Bandwidthd forks to perform it's graphing functions.  After this fork finishes 
it remains as a zombie until the next interval, at which time it is reaped by 
the main process.  This zombie is nothing to worry about, it's just an entry 
in the process table waiting to be deleted.  With the new weekly, monthly, 
yearly graphs you'll have up to 4 zombies now.  
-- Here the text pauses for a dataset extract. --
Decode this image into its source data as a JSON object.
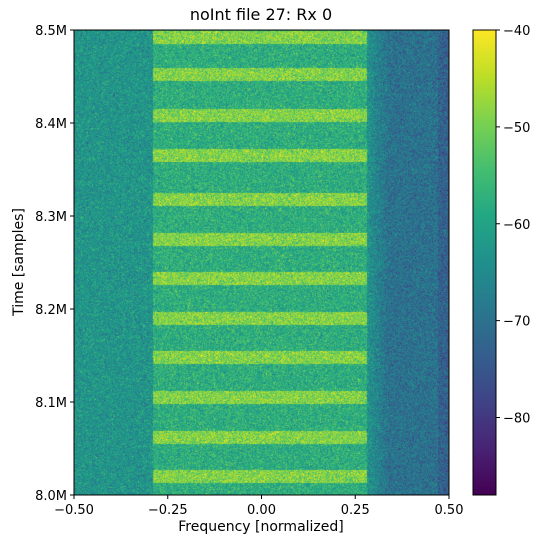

By default, bandwidthd now runs in promiscuous mode.  This means it can be used
to monitor traffic not routing through it's host.  Just make sure that the host
and the actual router are on the same hub (Not switch) and everything will be 
ok. Under some circumstances, traffic may get counted twice.  If traffic routes
to the other router, then routes back out along the same wire, it may get counted 
twice by bandwidthd.  This is much less of a problem than you might think, due
to a little known packet called an "icmp redirect" that causes all packets after
the first to go directly to it's target.  If you find that traffic looks like it's 
getting counted twice, make sure you're not firewalling off the icmp redirects.  
If you find that you actually see none of this traffic, it may be because the icmp
redirects cause it to ultimatly end up going from one port on a switch to another, 
never touching your hub. If you want bandwidthd to only see traffic actually going 
into and out of the host set "promiscuous" to false in bandwidthd.conf.

Bandwidthd supports ethernet, linux cooked sockets, raw, and token ring, and 
most ppp packet encapsulation.  If you get an "Unknown Datalink Type" error, 
bandwidthd has not been programed to handle the physical encapsulation of the 
ip packets on that interface.  If you send me a sample capture and a copy past 
of the error message I'll see if I can make bandwidthd work for you.